The final communiqué of that summit insisted on the Palestinians’ right to all of Palestine and made a commitment to destroy the State of Israel.

There are those who say the Palestinians’ intentions have not changed. But Bibi didn’t give the world a chance to see that Abbas and his new partner, Hamas, barely able to talk to each other, are hardly prepared to negotiate with Israel.

Bibi’s swift and blunt rejection of Obama’s plan set the two leaders on a confrontational path that the prime minister seemed to revive intentionally rather than defuse when he addressed the annual AIPAC convention in Washington on Monday night.

Speaking to the 10,000 delegates (you read that right, 10,000), he praised Senate Majority Leader Harry Reid (D-Nev.) and Speaker of the House John Boehner (R-Ohio), but barely mentioned Obama, and declared, to great applause: “Israel cannot return to the indefensible 1967 borders.” (The line was not in his prepared text.)

This after Obama addressed AIPAC the day before and sought to clarify his words and assuage those who interpreted his State Department speech a few days earlier to mean that he was calling for Israel to retreat to the pre-1967 borders.

Obama explained on Sunday morning that the Israelis and Palestinians themselves “will negotiate a border that is different than the one that existed on June 4, 1967.” Sounding a bit peeved, he added, “What I did on Thursday was to say publicly what has long been acknowledged privately.” In other words, nothing new in substance, just more directly stated.

But Netanyahu, whose initial reactions to the Obama State Department speech helped rile up some elements of the pro-Israel community to a fever pitch, kept the tension level high Monday night by again implying that the White House is seeking to impose a pre-‘67 “indefensible” border on Israel.

The irony is that the prime minister’s decision to play up the confrontation with Obama, perhaps as a means of bolstering his position back home, was contrary to a major theme of the AIPAC conference, which was “safer, stronger and better together” in reference to the U.S.-Israel relationship.

Across the board, Republican and Democratic leaders emphasized repeatedly during the conference the mutual benefit of strong U.S.-Israel ties, bipartisan support, cooperation, trust, unity, etc.
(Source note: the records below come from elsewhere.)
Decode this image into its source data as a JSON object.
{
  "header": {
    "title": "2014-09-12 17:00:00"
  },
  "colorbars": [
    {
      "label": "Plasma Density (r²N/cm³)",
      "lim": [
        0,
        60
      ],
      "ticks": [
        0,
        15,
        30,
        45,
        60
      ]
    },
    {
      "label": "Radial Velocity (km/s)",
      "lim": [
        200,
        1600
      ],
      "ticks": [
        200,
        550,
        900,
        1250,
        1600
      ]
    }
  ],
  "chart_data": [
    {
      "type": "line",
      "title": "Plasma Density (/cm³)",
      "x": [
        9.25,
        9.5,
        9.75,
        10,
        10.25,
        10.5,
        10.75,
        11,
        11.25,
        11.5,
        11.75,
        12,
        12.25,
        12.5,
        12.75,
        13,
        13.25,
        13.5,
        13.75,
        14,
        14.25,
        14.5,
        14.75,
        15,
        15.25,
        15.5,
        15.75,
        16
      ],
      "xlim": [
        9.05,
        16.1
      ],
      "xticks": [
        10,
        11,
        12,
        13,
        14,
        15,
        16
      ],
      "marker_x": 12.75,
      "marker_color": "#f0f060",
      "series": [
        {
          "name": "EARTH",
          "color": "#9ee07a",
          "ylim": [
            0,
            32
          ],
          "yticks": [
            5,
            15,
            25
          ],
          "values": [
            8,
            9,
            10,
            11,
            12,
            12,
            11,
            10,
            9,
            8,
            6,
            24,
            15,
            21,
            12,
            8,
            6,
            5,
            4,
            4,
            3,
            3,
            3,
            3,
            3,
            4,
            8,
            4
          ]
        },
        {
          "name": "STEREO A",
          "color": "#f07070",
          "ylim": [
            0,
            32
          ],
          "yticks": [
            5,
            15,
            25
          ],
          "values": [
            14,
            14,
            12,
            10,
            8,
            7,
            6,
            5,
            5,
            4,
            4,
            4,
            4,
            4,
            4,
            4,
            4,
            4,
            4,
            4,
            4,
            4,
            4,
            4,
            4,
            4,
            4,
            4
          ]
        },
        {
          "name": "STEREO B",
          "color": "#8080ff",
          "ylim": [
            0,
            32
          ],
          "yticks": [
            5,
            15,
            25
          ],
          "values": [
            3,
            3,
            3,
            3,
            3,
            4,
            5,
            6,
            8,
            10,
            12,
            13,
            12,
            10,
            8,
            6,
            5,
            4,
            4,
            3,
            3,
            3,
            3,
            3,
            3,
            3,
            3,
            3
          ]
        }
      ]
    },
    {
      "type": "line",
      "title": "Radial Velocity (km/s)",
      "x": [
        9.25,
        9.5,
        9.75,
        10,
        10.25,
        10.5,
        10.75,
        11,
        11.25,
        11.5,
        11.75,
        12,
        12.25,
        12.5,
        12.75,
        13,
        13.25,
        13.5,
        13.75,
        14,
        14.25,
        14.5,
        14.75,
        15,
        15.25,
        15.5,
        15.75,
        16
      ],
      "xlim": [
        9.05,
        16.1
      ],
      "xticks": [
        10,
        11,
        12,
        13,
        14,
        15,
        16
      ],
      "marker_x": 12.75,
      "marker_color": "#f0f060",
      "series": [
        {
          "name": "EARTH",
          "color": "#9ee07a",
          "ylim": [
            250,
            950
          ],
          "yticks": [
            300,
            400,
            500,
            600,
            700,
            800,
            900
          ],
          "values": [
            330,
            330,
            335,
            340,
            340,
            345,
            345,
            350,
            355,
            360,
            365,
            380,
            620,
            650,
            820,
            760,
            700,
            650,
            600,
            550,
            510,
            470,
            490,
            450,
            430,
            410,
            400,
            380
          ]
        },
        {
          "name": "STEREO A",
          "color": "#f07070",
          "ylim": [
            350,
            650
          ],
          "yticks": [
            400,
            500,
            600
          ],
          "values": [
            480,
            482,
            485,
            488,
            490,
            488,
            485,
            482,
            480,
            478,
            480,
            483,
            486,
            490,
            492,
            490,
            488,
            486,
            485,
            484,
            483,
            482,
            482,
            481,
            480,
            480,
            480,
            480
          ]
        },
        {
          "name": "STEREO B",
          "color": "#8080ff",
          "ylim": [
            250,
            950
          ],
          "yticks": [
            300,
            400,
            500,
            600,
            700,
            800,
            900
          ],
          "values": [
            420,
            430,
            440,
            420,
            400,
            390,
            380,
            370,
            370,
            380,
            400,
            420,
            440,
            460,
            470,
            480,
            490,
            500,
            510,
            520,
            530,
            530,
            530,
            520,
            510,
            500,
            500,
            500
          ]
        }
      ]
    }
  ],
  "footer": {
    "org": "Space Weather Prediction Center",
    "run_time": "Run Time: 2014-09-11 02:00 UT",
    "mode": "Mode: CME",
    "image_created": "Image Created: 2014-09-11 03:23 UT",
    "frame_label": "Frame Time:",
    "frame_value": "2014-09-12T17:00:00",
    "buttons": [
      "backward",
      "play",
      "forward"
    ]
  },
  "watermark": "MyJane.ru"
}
Yet the two top leaders in Washington and Jerusalem clearly are not on the same page — and can’t hide their distrust, one for the other.

This is more than a personal grudge match; it can affect strategic policy and the very future of the Jewish state. Israel, of course, has a lot more to lose here than the U.S., so the onus is on Bibi to make the relationship better.

At the AIPAC conference it was clear that the prime minister’s initial reaction to the Obama State Department speech left delegates with a sense of deep concern about U.S. plans. For many, the mood at the Washington Convention Center reflected a sense of anger and fear over Obama’s intentions. In his talk Monday night, Bibi had a chance to put the thousands of pro-Israel supporters at ease, as the president sought to do the day before, but he chose not to, instead injecting again the concern about being threatened with “indefensible” borders.

His speech to Congress on Tuesday was very well received, and made Israel’s case eloquently. But it’s the president, more than members of Congress, who shapes foreign policy.

The good news or bad news, depending on your Mideast politics, is that Obama has made no mention of any new effort to restart the troubled and long-delayed negotiations, indicating that he is turning his attention to other world problems. The storm has passed, and in the end, little of substance regarding the Mideast impasse will result from all the heated rhetoric of the last week.

All the more reason why Bibi should have responded positively to the president’s speeches instead of reinforcing his image that he — rather than Abbas — is the Mideast’s Dr. No.

Abbas has chosen peace with Hamas (for the immediate future, at least) over a chance for peace with Israel. And Bibi has chosen confronting Obama rather than working at restoring their relationship. I hope it’s not a permanent mistake.